Year of the Snake in the Chinese zodiac

Snake illustration

The Snake is sixth in the cycle, following the Dragon. In folklore orderings it often finishes just after its better-known companion.

Popular lists sometimes describe Snake years as reflective or strategic.

A short history of the cycle

The Chinese zodiac (shēngxiào) ties each year to one of twelve animals linked to the Earthly Branches, an older counting system used for years, hours, and more. Over time the animals became the memorable public face of that cycle. Festival culture, family lore, and almanacs kept the sequence alive long before online birthday charts.

The Snake is the sixth animal in the traditional order still used across much of East Asia.

How this site counts Snake years

We follow Chinese New Year, not January 1. The Year of the Snake runs from New Year’s day for that animal through the day before the next New Year. Recent Chinese years that began as Snake opened in 1989, 2001, 2013, and 2025 (and every twelve years around those dates).

Beside the Dragon

In race legends the Snake finds clever ways to stay near the front. The pairing of Dragon and Snake in sequence is part of why their stories often travel together.

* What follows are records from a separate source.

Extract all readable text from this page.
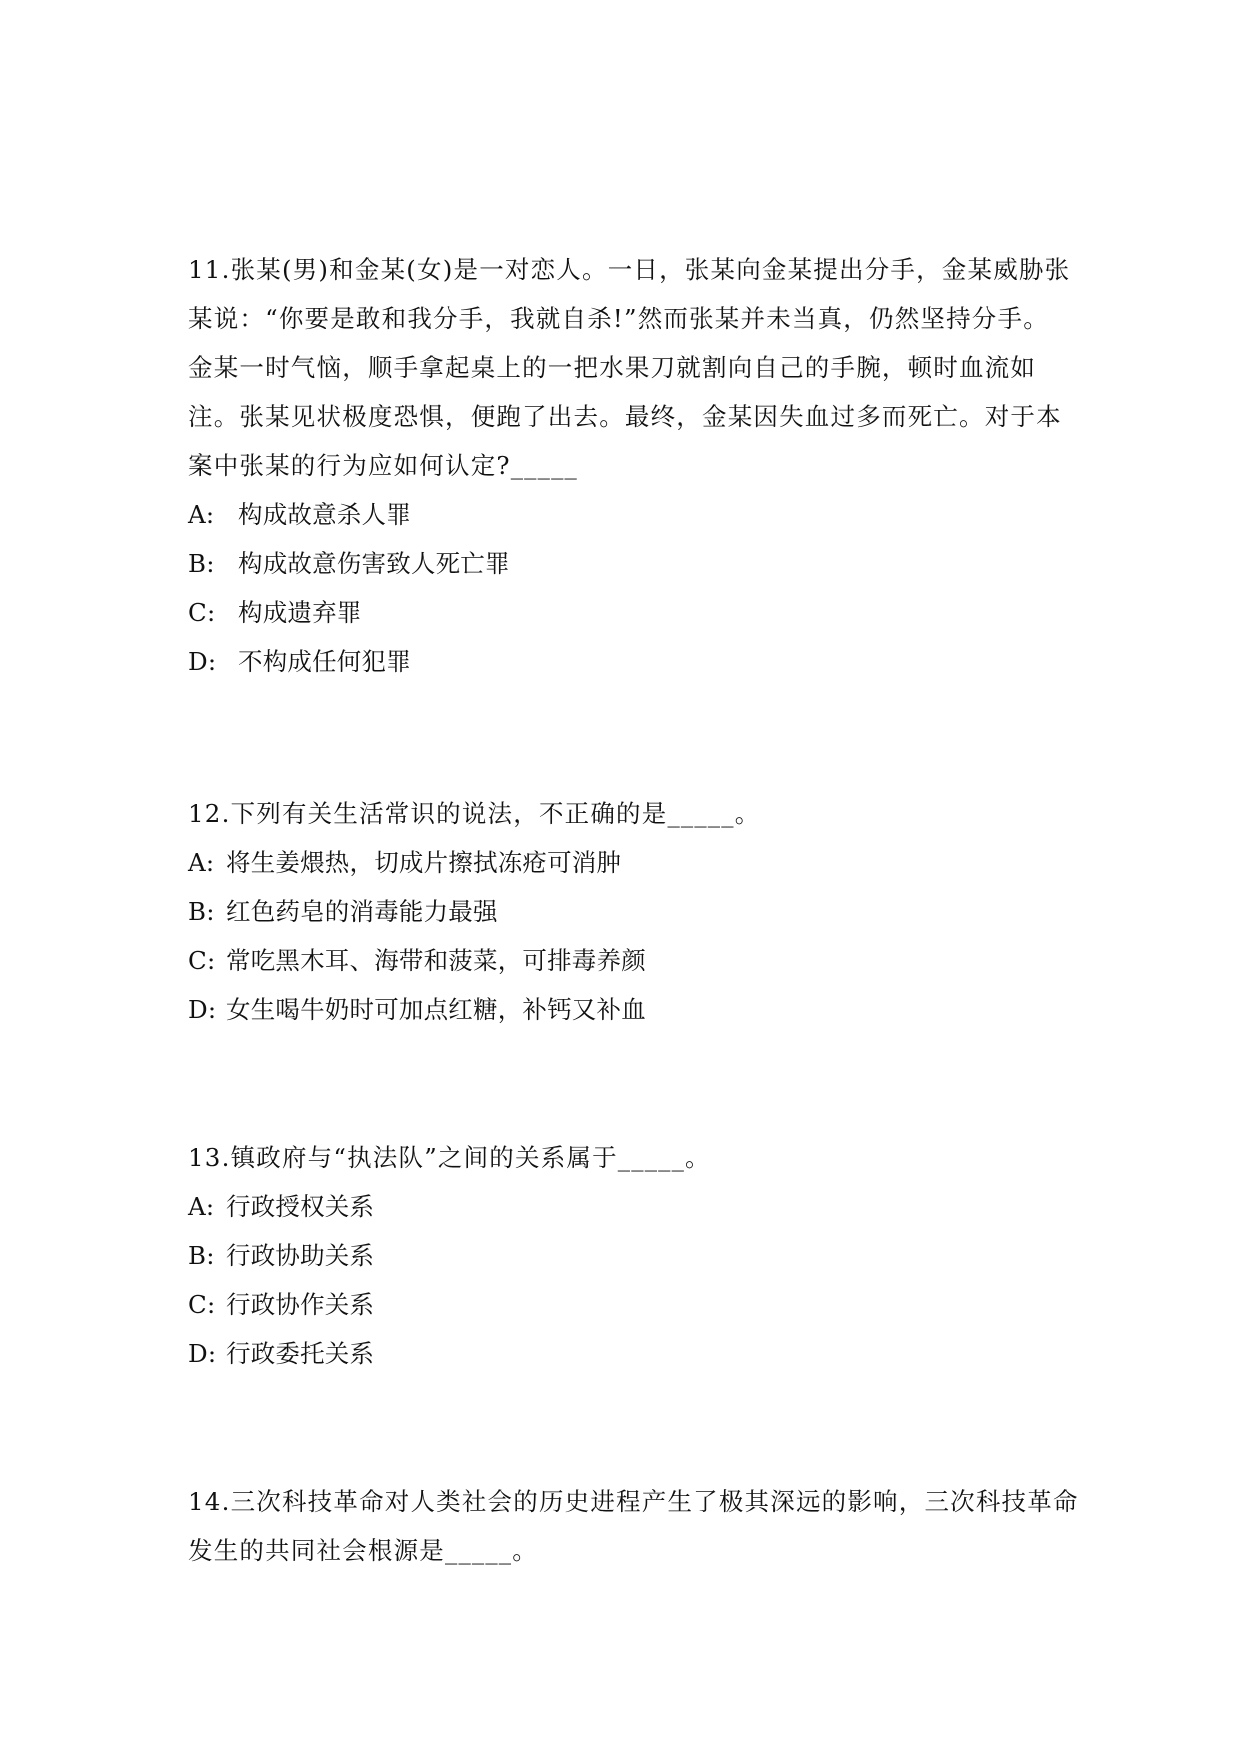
11.张某(男)和金某(女)是一对恋人。一日，张某向金某提出分手，金某威胁张
某说：“你要是敢和我分手，我就自杀!”然而张某并未当真，仍然坚持分手。
金某一时气恼，顺手拿起桌上的一把水果刀就割向自己的手腕，顿时血流如
注。张某见状极度恐惧，便跑了出去。最终，金某因失血过多而死亡。对于本
案中张某的行为应如何认定?_____
A: 构成故意杀人罪
B: 构成故意伤害致人死亡罪
C: 构成遗弃罪
D: 不构成任何犯罪
12.下列有关生活常识的说法，不正确的是_____。
A: 将生姜煨热，切成片擦拭冻疮可消肿
B: 红色药皂的消毒能力最强
C: 常吃黑木耳、海带和菠菜，可排毒养颜
D: 女生喝牛奶时可加点红糖，补钙又补血
13.镇政府与“执法队”之间的关系属于_____。
A: 行政授权关系
B: 行政协助关系
C: 行政协作关系
D: 行政委托关系
14.三次科技革命对人类社会的历史进程产生了极其深远的影响，三次科技革命
发生的共同社会根源是_____。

Western signs are a different chart

A birth date can also carry a tropical Western zodiac sign based on month and day. Chinese animals answer a year-cycle question. See Western zodiac for that system.

Try the calculator

Enter your birth date in the birthday calculator to see your Chinese zodiac animal beside weekday, age, and other birthday results.

Common questions

When does Year of the Snake begin?

At Chinese New Year for that animal’s turn in the cycle. Recent New Years that opened a Snake year include those in 1989, 2001, 2013, and 2025. The day before that New Year still belongs to the previous animal.

How is this different from Western zodiac signs?

Chinese animals follow a twelve-year cycle marked by Chinese New Year. Western tropical signs follow month-and-day ranges within each year. A birthday can carry both labels.

Do Snake years always match the Gregorian calendar year?

Not exactly. If you were born in January or early February, check whether your birthday fell before that year’s Chinese New Year. Before New Year you still belong to the prior animal.